Secara dunia kerja, mereka memang terlihat seimbang. Namun, beberapa detik kemudian ponsel Gilang yang tergeletak di meja tiba-tiba menyala. Nama Heksa muncul di layar. Gilang awalnya hanya melirik biasa. Sampai akhirnya matanya menangkap isi pesan itu.

Seketika ekspresi Gilang berubah. Kosong.

“Mas?” Laura langsung menyadari perubahan wajah laki-laki itu. Namun, Gilang sudah buru-buru berdiri sambil meraih ponsel dan kunci mobilnya.

Sorry. Ada urusan mendadak.” Nada suaranya cepat. 

Jehan langsung mengangkat kepala dari laptopnya begitu menyadari perubahan itu. “Pak?”

“Je,” Gilang menoleh singkat. “Tolong temenin Laura dulu.”

Jehan mengernyit kecil. “Loh, mau ke mana?” 

Namun Gilang tidak langsung menjawab. Ia bahkan sudah berjalan beberapa langkah menjauh sebelum akhirnya berkata singkat, “Emergency.” Dan setelah itu laki-laki itu benar-benar pergi begitu saja. Laura sempat terdiam beberapa detik sambil melihat arah Gilang menghilang.

***

Koridor rumah sakit pagi itu tidak terlalu ramai.

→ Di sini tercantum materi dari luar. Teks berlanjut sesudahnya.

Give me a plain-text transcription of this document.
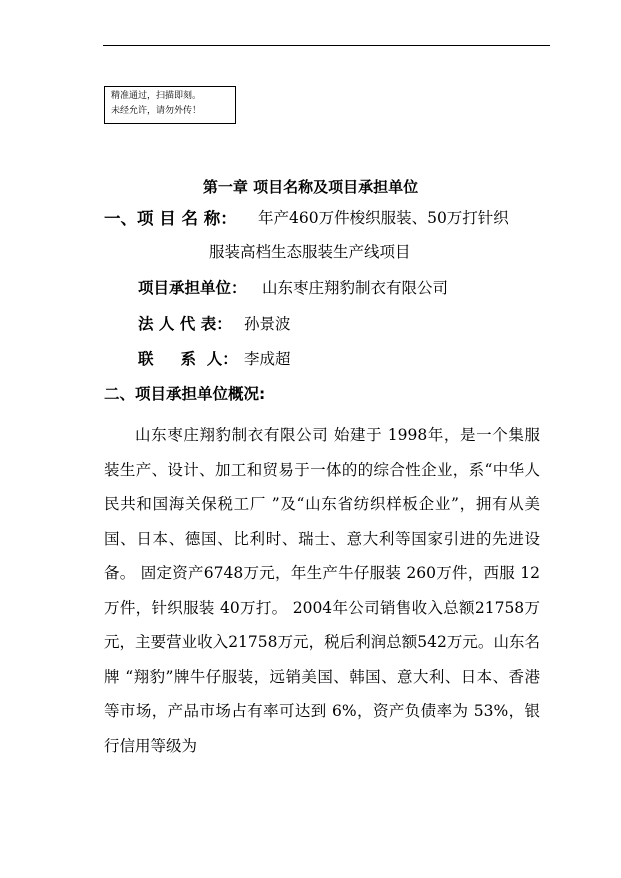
精准通过，扫描即刻。
未经允许，请勿外传！
第一章 项目名称及项目承担单位
一、项 目 名 称： 年产460万件梭织服装、50万打针织
服装高档生态服装生产线项目
项目承担单位： 山东枣庄翔豹制衣有限公司
法 人 代 表： 孙景波
联     系  人： 李成超
二、项目承担单位概况:
山东枣庄翔豹制衣有限公司 始建于 1998年，是一个集服装生产、设计、加工和贸易于一体的的综合性企业，系“中华人民共和国海关保税工厂 ”及“山东省纺织样板企业”，拥有从美国、日本、德国、比利时、瑞士、意大利等国家引进的先进设备。 固定资产6748万元，年生产牛仔服装 260万件，西服 12万件，针织服装 40万打。 2004年公司销售收入总额21758万元，主要营业收入21758万元，税后利润总额542万元。山东名牌 “翔豹”牌牛仔服装，远销美国、韩国、意大利、日本、香港等市场，产品市场占有率可达到 6%，资产负债率为 53%，银行信用等级为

Beberapa perawat berlalu-lalang membawa obat dan dokumen pasien. Aroma antiseptik memenuhi udara, membuat suasana terasa dingin dan melelahkan. Sedangkan di ujung lorong lantai rawat inap, Melody baru saja keluar dari lift sambil membawa paperbag berisi sarapan dan beberapa kebutuhan An.

Hari itu ia baru selesai reading. Rambutnya masih diikat asal. Wajahnya juga nyaris tanpa makeup. Karena sejak semalam, fokusnya hanya menjaga sahabatnya. Namun, langkahnya mendadak terhenti saat melihat sosok laki-laki tinggi berdiri tidak jauh dari nurse station.

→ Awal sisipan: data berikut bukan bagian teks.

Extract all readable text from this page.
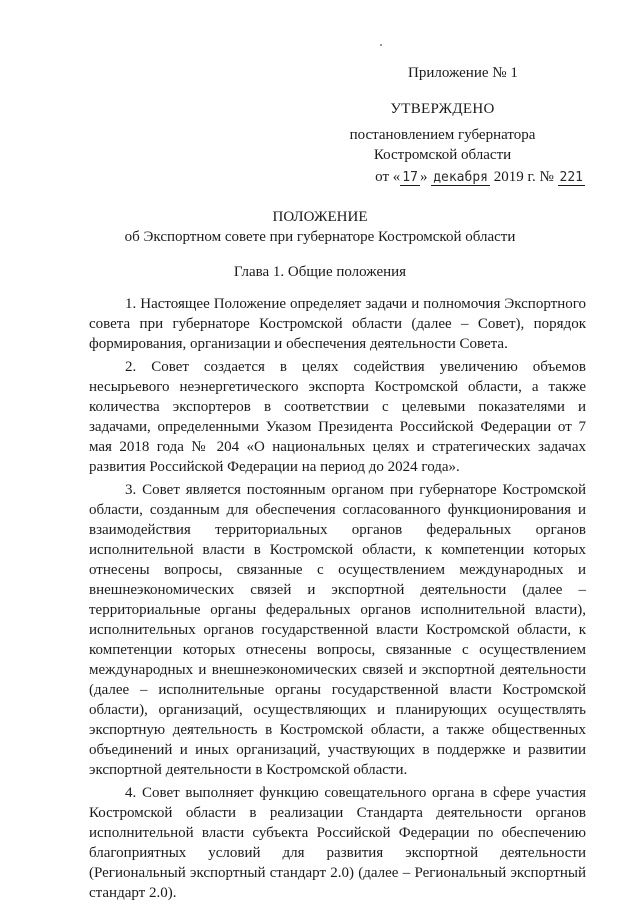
Приложение № 1
УТВЕРЖДЕНО
постановлением губернатора
Костромской области
от « 17 » декабря 2019 г. № 221
ПОЛОЖЕНИЕ
об Экспортном совете при губернаторе Костромской области
Глава 1. Общие положения

1. Настоящее Положение определяет задачи и полномочия Экспортного совета при губернаторе Костромской области (далее – Совет), порядок формирования, организации и обеспечения деятельности Совета.

2. Совет создается в целях содействия увеличению объемов несырьевого неэнергетического экспорта Костромской области, а также количества экспортеров в соответствии с целевыми показателями и задачами, определенными Указом Президента Российской Федерации от 7 мая 2018 года № 204 «О национальных целях и стратегических задачах развития Российской Федерации на период до 2024 года».

3. Совет является постоянным органом при губернаторе Костромской области, созданным для обеспечения согласованного функционирования и взаимодействия территориальных органов федеральных органов исполнительной власти в Костромской области, к компетенции которых отнесены вопросы, связанные с осуществлением международных и внешнеэкономических связей и экспортной деятельности (далее – территориальные органы федеральных органов исполнительной власти), исполнительных органов государственной власти Костромской области, к компетенции которых отнесены вопросы, связанные с осуществлением международных и внешнеэкономических связей и экспортной деятельности (далее – исполнительные органы государственной власти Костромской области), организаций, осуществляющих и планирующих осуществлять экспортную деятельность в Костромской области, а также общественных объединений и иных организаций, участвующих в поддержке и развитии экспортной деятельности в Костромской области.

4. Совет выполняет функцию совещательного органа в сфере участия Костромской области в реализации Стандарта деятельности органов исполнительной власти субъекта Российской Федерации по обеспечению благоприятных условий для развития экспортной деятельности (Региональный экспортный стандарт 2.0) (далее – Региональный экспортный стандарт 2.0).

Gilang. Jantung Melody langsung berdegup sedikit lebih cepat. Refleks pertama yang muncul di kepalanya cuma satu, jangan sampai Gilang tahu An dirawat di mana. Tanpa berpikir panjang, Melody langsung membalikkan badan dan memilih berjalan ke arah lain.

“Mel.”

Sial. Melody memejamkan mata sebentar sebelum akhirnya berhenti. Sedangkan Gilang langsung berjalan cepat menyusulnya. Wajah laki-laki itu terlihat jauh lebih berantakan dibanding biasanya.

“Mel, please,” katanya pelan namun buru-buru. “Kasih tau gue An dirawat di mana.”

Melody langsung menatapnya datar. “Lo nggak butuh itu, Mas.”

“Mel—”

“Pulang aja mas.”

Gilang menghela napas frustrasi. “Gue cuma mau liat keadaan dia.”

“Bukannya nggak penting ya?” Kalimat itu keluar dengan cepat membuat Gilang terdiam sepersekian detik. Melody tertawa kecil tanpa humor. “Kemarin-kemarin ke mana aja?”